The question is not whether you will face volatility and complexity. You will. The question is whether you will be ready.

My challenge to you is this:

Commit to becoming a learning leader — not someone who has learned, but someone who learns continuously, deliberately, relentlessly.

Build your resilience now, before crisis tests it — through rigorous training, ethical reflection, and the daily discipline of maintaining your physical, mental, and moral strength.

Invest in relationships across boundaries — national, organizational, and intellectual — because these relationships are the infrastructure of future security.
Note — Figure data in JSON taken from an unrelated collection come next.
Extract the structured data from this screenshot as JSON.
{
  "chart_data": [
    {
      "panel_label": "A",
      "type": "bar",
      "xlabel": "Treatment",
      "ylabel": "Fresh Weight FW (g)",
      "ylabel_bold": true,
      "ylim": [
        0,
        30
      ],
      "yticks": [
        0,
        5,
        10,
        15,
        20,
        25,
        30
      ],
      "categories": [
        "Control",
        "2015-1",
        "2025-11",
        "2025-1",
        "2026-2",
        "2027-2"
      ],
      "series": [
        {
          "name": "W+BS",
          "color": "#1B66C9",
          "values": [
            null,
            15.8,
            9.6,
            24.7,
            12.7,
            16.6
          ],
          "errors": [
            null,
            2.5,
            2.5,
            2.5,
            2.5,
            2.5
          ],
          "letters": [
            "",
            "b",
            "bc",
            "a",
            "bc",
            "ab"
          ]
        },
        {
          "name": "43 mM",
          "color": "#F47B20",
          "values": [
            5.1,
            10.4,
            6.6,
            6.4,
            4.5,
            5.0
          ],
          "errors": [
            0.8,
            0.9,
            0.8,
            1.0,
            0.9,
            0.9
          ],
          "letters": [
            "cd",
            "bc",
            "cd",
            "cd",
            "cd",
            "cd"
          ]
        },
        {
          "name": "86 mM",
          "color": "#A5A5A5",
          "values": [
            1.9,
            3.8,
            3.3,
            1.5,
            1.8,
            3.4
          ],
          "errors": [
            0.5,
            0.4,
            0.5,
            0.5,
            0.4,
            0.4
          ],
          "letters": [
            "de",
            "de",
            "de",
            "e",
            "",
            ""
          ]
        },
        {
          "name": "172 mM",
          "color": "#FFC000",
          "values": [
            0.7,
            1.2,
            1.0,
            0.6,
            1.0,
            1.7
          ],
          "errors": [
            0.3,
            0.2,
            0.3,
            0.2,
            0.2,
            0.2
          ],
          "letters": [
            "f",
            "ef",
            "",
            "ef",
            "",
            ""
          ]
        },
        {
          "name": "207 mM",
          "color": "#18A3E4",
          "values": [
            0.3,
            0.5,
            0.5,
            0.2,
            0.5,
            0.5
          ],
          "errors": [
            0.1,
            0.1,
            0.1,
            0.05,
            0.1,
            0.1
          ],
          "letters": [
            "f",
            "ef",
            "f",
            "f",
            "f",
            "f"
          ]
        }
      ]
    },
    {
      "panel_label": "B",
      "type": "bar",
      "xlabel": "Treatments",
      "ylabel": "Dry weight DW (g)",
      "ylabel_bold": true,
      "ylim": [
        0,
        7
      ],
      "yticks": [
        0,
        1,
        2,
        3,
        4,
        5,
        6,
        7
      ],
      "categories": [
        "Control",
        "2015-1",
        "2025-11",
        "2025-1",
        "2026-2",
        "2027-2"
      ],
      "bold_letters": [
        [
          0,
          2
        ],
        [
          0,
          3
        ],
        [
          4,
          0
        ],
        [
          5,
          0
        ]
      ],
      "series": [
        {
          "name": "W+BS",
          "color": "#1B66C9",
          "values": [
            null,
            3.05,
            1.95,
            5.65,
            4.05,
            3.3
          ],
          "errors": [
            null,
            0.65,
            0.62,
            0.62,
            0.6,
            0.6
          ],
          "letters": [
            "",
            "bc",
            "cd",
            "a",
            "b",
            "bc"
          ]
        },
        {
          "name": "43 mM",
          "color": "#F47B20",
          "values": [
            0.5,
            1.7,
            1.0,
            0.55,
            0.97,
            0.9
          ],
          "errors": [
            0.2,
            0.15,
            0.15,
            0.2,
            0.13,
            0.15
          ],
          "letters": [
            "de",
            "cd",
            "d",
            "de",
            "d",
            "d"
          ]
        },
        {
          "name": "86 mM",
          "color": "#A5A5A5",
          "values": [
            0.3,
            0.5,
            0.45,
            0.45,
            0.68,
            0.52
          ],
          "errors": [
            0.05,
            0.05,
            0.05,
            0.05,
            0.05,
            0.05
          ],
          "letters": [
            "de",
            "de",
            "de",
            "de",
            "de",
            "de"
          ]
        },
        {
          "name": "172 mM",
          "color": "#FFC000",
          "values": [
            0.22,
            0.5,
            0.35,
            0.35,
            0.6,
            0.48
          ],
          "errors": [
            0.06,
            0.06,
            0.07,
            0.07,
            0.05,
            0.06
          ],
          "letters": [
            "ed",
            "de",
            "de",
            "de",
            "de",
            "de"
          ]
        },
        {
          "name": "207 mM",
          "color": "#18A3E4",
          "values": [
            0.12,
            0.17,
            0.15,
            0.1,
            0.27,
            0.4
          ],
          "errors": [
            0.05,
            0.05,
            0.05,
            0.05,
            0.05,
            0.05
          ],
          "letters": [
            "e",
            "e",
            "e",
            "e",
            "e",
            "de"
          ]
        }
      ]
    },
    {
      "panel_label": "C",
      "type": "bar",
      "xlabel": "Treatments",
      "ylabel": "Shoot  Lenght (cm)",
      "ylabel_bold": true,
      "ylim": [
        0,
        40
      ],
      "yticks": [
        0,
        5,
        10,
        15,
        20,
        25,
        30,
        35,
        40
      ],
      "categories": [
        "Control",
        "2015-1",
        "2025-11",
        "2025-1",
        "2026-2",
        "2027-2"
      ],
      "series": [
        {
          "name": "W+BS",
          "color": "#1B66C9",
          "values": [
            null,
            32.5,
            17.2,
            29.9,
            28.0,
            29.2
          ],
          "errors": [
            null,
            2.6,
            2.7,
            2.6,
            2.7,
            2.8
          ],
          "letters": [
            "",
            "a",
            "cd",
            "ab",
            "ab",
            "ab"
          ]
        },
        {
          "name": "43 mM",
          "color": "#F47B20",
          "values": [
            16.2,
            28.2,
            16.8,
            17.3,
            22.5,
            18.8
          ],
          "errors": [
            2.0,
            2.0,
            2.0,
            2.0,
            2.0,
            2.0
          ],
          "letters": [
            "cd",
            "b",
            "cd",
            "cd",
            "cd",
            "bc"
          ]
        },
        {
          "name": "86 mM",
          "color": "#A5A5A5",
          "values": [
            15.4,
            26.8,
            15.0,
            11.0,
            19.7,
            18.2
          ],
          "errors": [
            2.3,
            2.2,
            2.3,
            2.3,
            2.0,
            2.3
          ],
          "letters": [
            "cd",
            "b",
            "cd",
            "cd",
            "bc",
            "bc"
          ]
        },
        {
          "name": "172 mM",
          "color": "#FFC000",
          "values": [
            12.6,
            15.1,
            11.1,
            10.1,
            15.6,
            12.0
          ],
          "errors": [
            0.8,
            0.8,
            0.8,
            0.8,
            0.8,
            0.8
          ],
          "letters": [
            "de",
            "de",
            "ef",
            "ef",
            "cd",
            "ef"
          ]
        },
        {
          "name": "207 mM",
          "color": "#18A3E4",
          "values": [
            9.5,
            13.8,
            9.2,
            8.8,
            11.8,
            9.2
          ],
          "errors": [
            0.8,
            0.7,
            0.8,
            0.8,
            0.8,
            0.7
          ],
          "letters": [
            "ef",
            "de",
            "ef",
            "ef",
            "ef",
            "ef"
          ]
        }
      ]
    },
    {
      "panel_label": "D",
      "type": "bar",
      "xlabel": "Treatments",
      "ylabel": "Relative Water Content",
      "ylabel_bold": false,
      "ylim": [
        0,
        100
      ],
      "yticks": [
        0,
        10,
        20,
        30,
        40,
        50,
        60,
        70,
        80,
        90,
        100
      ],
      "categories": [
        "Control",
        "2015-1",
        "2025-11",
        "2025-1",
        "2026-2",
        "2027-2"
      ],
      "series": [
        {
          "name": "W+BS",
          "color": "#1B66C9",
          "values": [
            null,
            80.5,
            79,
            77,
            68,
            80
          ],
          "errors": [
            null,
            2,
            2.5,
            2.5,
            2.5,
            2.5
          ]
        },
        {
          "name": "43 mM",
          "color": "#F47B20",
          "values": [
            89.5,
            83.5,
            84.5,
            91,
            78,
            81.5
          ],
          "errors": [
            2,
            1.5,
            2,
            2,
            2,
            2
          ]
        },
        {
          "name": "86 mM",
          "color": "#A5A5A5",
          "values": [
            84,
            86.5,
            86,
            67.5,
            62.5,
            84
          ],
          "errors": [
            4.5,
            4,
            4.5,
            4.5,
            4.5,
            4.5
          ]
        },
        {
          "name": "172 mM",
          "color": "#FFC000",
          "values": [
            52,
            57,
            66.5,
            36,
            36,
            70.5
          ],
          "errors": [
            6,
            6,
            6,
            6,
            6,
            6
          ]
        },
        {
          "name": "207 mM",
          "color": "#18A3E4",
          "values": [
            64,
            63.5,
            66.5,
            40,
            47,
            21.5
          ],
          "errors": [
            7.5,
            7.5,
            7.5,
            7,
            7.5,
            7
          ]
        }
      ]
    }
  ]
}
Embrace the discomfort of adaptation — seek out challenges that force you to think differently, operate differently, lead differently.

And finally: Remember that adaptation is not about abandoning principles. It is about being so committed to your core purpose — protecting human security, defending the vulnerable, preserving peace — that you will do whatever is necessary to fulfill that purpose in a changing world.
You are not called to be comfortable. You are called to be capable. Not to avoid difficulty. But to prevail through it.

The leaders who will secure the future are not those who resist change. They are those who harness it. Not those who fear volatility. But those who thrive in it. Not those who wish for simpler times. But those who rise to meet the complexity of this time.

That is your challenge. That is your opportunity. That is your duty.